The Central Field Approximation for Many-Electron Atoms

[rtareen]

TL;DR Summary

My book (Young and Freedman 14th) doesn't go into detail about the central field approximation other than saying the potential energy only has a radial component.

Attached is my book's section on many-electron atoms. It says that in the central field approximation, an electron's potential energy is a function of its distance from the nucleus. Later on it says there is an effective atomic number. Does this mean that in this approximation, all charges (protons and electrons) are taken to be in the nucleus? That's very simple to understand. But if that's not the case, how does it actually work? Are the other electrons given certain distances from the electron of interest? How would it work for electrons that closer to the nucleus or farther out?

 

[PeterDonis]

Does this mean that in this approximation, all charges (protons and electrons) are taken to be in the nucleus?

No, for two reasons.

First, as noted in the discussion around equation 41.45, if all of the charges except the single electron being considered were treated as being in the nucleus (or at least closer to it than that single electron), then $Z_{eff}$ would be exactly $1$. In fact it is larger than $1$, so only a portion of the other electrons' charges are being treated as screening the nuclear charge.
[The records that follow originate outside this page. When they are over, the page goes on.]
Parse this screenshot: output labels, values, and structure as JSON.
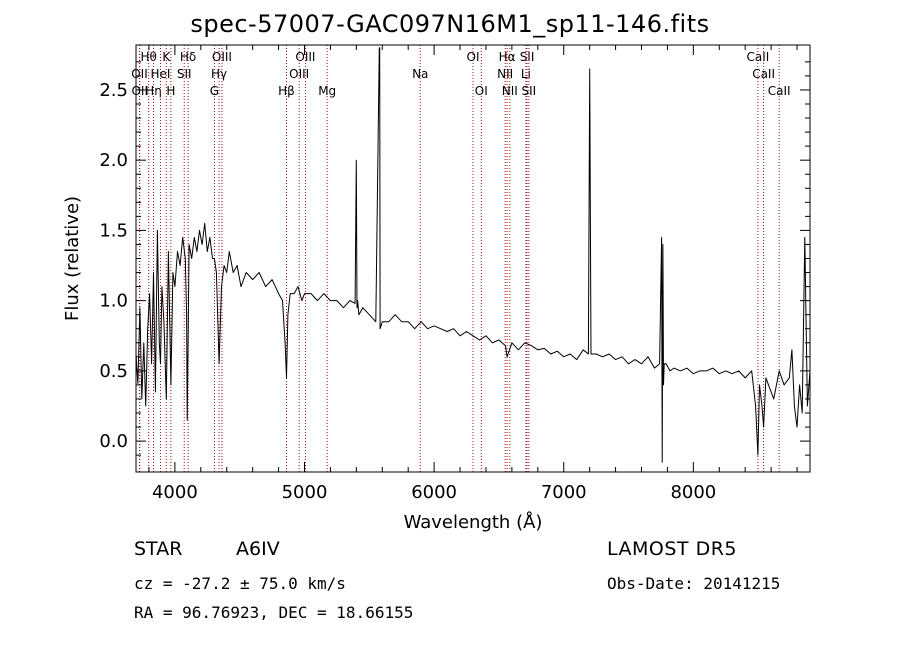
{
  "header": {
    "title": "spec-57007-GAC097N16M1_sp11-146.fits"
  },
  "info": {
    "object_type": "STAR",
    "subclass": "A6IV",
    "survey": "LAMOST DR5",
    "cz_line": "cz = -27.2 ± 75.0 km/s",
    "obs_date": "Obs-Date: 20141215",
    "radec": "RA =  96.76923, DEC =  18.66155"
  },
  "chart_data": {
    "type": "line",
    "title": "spec-57007-GAC097N16M1_sp11-146.fits",
    "xlabel": "Wavelength (Å)",
    "ylabel": "Flux (relative)",
    "xlim": [
      3700,
      8900
    ],
    "ylim": [
      -0.22,
      2.82
    ],
    "xticks": [
      4000,
      5000,
      6000,
      7000,
      8000
    ],
    "xtick_labels": [
      "4000",
      "5000",
      "6000",
      "7000",
      "8000"
    ],
    "yticks": [
      0.0,
      0.5,
      1.0,
      1.5,
      2.0,
      2.5
    ],
    "ytick_labels": [
      "0.0",
      "0.5",
      "1.0",
      "1.5",
      "2.0",
      "2.5"
    ],
    "grid": false,
    "line_color": "#000000",
    "marker_line_color": "#a01010",
    "line_markers": [
      {
        "label": "Hθ",
        "wavelength": 3798,
        "row": 0
      },
      {
        "label": "OII",
        "wavelength": 3727,
        "row": 1
      },
      {
        "label": "OII",
        "wavelength": 3729,
        "row": 2
      },
      {
        "label": "Hη",
        "wavelength": 3835,
        "row": 2
      },
      {
        "label": "HeI",
        "wavelength": 3889,
        "row": 1
      },
      {
        "label": "K",
        "wavelength": 3934,
        "row": 0
      },
      {
        "label": "H",
        "wavelength": 3969,
        "row": 2
      },
      {
        "label": "Hδ",
        "wavelength": 4102,
        "row": 0
      },
      {
        "label": "SII",
        "wavelength": 4072,
        "row": 1
      },
      {
        "label": "OIII",
        "wavelength": 4363,
        "row": 0
      },
      {
        "label": "Hγ",
        "wavelength": 4341,
        "row": 1
      },
      {
        "label": "G",
        "wavelength": 4305,
        "row": 2
      },
      {
        "label": "Hβ",
        "wavelength": 4861,
        "row": 2
      },
      {
        "label": "OIII",
        "wavelength": 5007,
        "row": 0
      },
      {
        "label": "OIII",
        "wavelength": 4959,
        "row": 1
      },
      {
        "label": "Mg",
        "wavelength": 5175,
        "row": 2
      },
      {
        "label": "Na",
        "wavelength": 5893,
        "row": 1
      },
      {
        "label": "OI",
        "wavelength": 6300,
        "row": 0
      },
      {
        "label": "OI",
        "wavelength": 6364,
        "row": 2
      },
      {
        "label": "Hα",
        "wavelength": 6563,
        "row": 0
      },
      {
        "label": "NII",
        "wavelength": 6548,
        "row": 1
      },
      {
        "label": "NII",
        "wavelength": 6584,
        "row": 2
      },
      {
        "label": "SII",
        "wavelength": 6717,
        "row": 0
      },
      {
        "label": "Li",
        "wavelength": 6708,
        "row": 1
      },
      {
        "label": "SII",
        "wavelength": 6731,
        "row": 2
      },
      {
        "label": "CaII",
        "wavelength": 8498,
        "row": 0
      },
      {
        "label": "CaII",
        "wavelength": 8542,
        "row": 1
      },
      {
        "label": "CaII",
        "wavelength": 8662,
        "row": 2
      }
    ],
    "series": [
      {
        "x": [
          3700,
          3715,
          3730,
          3745,
          3760,
          3775,
          3790,
          3805,
          3820,
          3835,
          3850,
          3865,
          3880,
          3889,
          3900,
          3915,
          3934,
          3950,
          3969,
          3985,
          4000,
          4020,
          4040,
          4060,
          4080,
          4090,
          4095,
          4102,
          4110,
          4130,
          4150,
          4170,
          4190,
          4210,
          4230,
          4250,
          4270,
          4290,
          4305,
          4320,
          4341,
          4360,
          4380,
          4400,
          4420,
          4450,
          4480,
          4510,
          4550,
          4600,
          4650,
          4700,
          4750,
          4800,
          4830,
          4850,
          4861,
          4872,
          4890,
          4920,
          4950,
          4980,
          5000,
          5050,
          5100,
          5150,
          5200,
          5250,
          5300,
          5350,
          5390,
          5400,
          5405,
          5410,
          5420,
          5450,
          5500,
          5550,
          5577,
          5580,
          5583,
          5600,
          5650,
          5700,
          5750,
          5800,
          5850,
          5900,
          5950,
          6000,
          6050,
          6100,
          6150,
          6200,
          6250,
          6300,
          6350,
          6400,
          6450,
          6500,
          6550,
          6563,
          6600,
          6650,
          6700,
          6750,
          6800,
          6850,
          6900,
          6950,
          7000,
          7050,
          7100,
          7150,
          7190,
          7200,
          7210,
          7250,
          7300,
          7350,
          7400,
          7450,
          7500,
          7550,
          7600,
          7650,
          7700,
          7740,
          7755,
          7760,
          7765,
          7770,
          7775,
          7790,
          7820,
          7850,
          7900,
          7950,
          8000,
          8050,
          8100,
          8150,
          8200,
          8250,
          8300,
          8350,
          8400,
          8450,
          8480,
          8498,
          8510,
          8530,
          8542,
          8560,
          8600,
          8620,
          8662,
          8700,
          8740,
          8760,
          8780,
          8800,
          8820,
          8840,
          8860,
          8880,
          8900
        ],
        "y": [
          0.62,
          0.41,
          0.95,
          0.3,
          0.7,
          0.25,
          0.8,
          1.05,
          0.55,
          1.2,
          0.35,
          1.5,
          0.7,
          0.55,
          1.1,
          0.85,
          0.3,
          1.35,
          0.4,
          1.2,
          1.1,
          1.35,
          1.25,
          1.45,
          1.3,
          0.9,
          0.15,
          0.7,
          1.4,
          1.3,
          1.45,
          1.35,
          1.5,
          1.4,
          1.55,
          1.35,
          1.45,
          1.3,
          1.3,
          1.2,
          0.55,
          1.1,
          1.25,
          1.2,
          1.35,
          1.2,
          1.25,
          1.1,
          1.2,
          1.15,
          1.2,
          1.1,
          1.15,
          1.05,
          1.0,
          0.7,
          0.45,
          0.9,
          1.05,
          1.05,
          1.1,
          1.0,
          1.05,
          1.05,
          1.0,
          1.05,
          1.0,
          1.0,
          0.95,
          1.0,
          0.98,
          2.0,
          0.95,
          1.0,
          0.9,
          0.95,
          0.9,
          0.85,
          2.8,
          2.8,
          0.8,
          0.85,
          0.85,
          0.9,
          0.85,
          0.85,
          0.8,
          0.85,
          0.8,
          0.82,
          0.8,
          0.78,
          0.8,
          0.75,
          0.78,
          0.75,
          0.72,
          0.75,
          0.7,
          0.72,
          0.68,
          0.6,
          0.7,
          0.65,
          0.7,
          0.68,
          0.65,
          0.66,
          0.62,
          0.64,
          0.6,
          0.62,
          0.58,
          0.65,
          0.62,
          2.65,
          0.62,
          0.62,
          0.6,
          0.62,
          0.58,
          0.6,
          0.55,
          0.58,
          0.55,
          0.6,
          0.52,
          0.55,
          1.45,
          -0.15,
          1.4,
          0.4,
          0.55,
          0.55,
          0.5,
          0.52,
          0.5,
          0.52,
          0.48,
          0.5,
          0.5,
          0.52,
          0.48,
          0.5,
          0.48,
          0.5,
          0.45,
          0.5,
          0.25,
          -0.1,
          0.4,
          0.25,
          0.1,
          0.45,
          0.35,
          0.3,
          0.5,
          0.4,
          0.45,
          0.65,
          0.25,
          0.1,
          0.4,
          0.2,
          1.45,
          0.25,
          0.5
        ]
      }
    ]
  }
}
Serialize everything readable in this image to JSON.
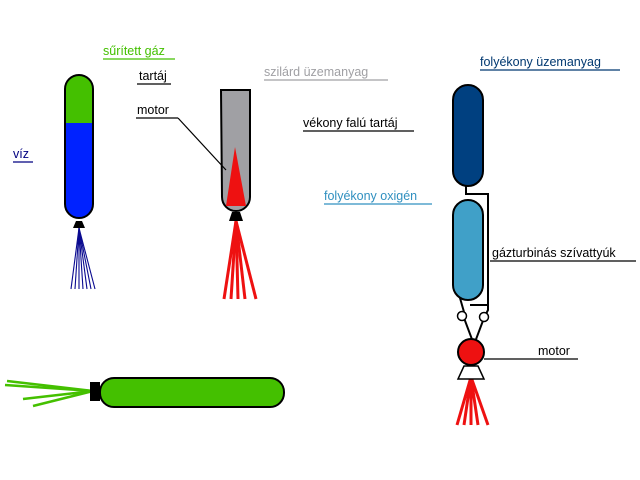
{
  "labels": {
    "compressed_gas": "sűrített gáz",
    "tank": "tartáj",
    "motor": "motor",
    "water": "víz",
    "solid_fuel": "szilárd üzemanyag",
    "liquid_fuel": "folyékony üzemanyag",
    "thin_wall_tank": "vékony falú tartáj",
    "liquid_oxygen": "folyékony oxigén",
    "gas_turbine_pumps": "gázturbinás szívattyúk",
    "motor_2": "motor"
  },
  "colors": {
    "compressed_gas": "#44c000",
    "water": "#0022ff",
    "water_jet": "#0a0a90",
    "solid_fuel_casing": "#a0a0a4",
    "flame": "#ee1111",
    "liquid_fuel": "#004080",
    "liquid_oxygen": "#40a0c8",
    "label_liquid_oxygen": "#3090c0",
    "label_solid_fuel": "#a0a0a4",
    "label_water": "#000080",
    "label_liquid_fuel": "#003870",
    "motor_ball": "#ee1111",
    "nozzle": "#000000",
    "outline": "#000000"
  }
}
Second, if all of the charge except for the single electron being considered was treated as being in the nucleus, then the potential would just be proportional to $1 / r$. But, as noted, the potential function $U(r)$ is not that simple. That effectively means that the charge is spread out, not all at the center.

Are the other electrons given certain distances from the electron of interest?

Not as far as I know; my understanding is that the potential $U(r)$ is derived empirically, not from any specific theoretical assumption about distances of the other charges from the center.

How would it work for electrons that closer to the nucleus or farther out?

As far as I know, the central field approximation works best for electrons in the outermost shell, i.e., the ones farthest from the nucleus.

 

[rtareen]

No, for two reasons.

First, as noted in the discussion around equation 41.45, if all of the charges except the single electron being considered were treated as being in the nucleus (or at least closer to it than that single electron), then $Z_{eff}$ would be exactly $1$. In fact it is larger than $1$, so only a portion of the other electrons' charges are being treated as screening the nuclear charge.

Second, if all of the charge except for the single electron being considered was treated as being in the nucleus, then the potential would just be proportional to $1 / r$. But, as noted, the potential function $U(r)$ is not that simple. That effectively means that the charge is spread out, not all at the center.

Not as far as I know; my understanding is that the potential $U(r)$ is derived empirically, not from any specific theoretical assumption about distances of the other charges from the center.

As far as I know, the central field approximation works best for electrons in the outermost shell, i.e., the ones farthest from the nucleus.

Every time you explain something it is always so clear-cut and easy to understand. I always feel satisfied with your answers. Unfortunately the next chapter is about molecules and condensed matter, which is a subforum I can see you have never posted in. Would you be willing to look out for me over there?

 

[PeterDonis]

Every time you explain something it is always so clear-cut and easy to understand. I always feel satisfied with your answers.

Thanks! Glad I could help.

Would you be willing to look out for me over there?

If the question is a general question about how QM models more complex systems like molecules, it could also be asked in this forum.

 

[hilbert2]

My inorganic chemistry textbook (Housecroft & Sharpe) says that for the helium atom, an effective nuclear charge of 1.69 gives the closest approximation to the ground state energy in the central field approximation. If the helium atom is put in an excited state where one electron occupies the 1s orbital and another is somewhere much higher, like 50s orbital, the electron in the high excited state sees an effective nuclear charge of approximately 1.00 because of its greater distance from the nucleus. The same applies to a muonic helium atom where one electron and one muon orbit the nucleus.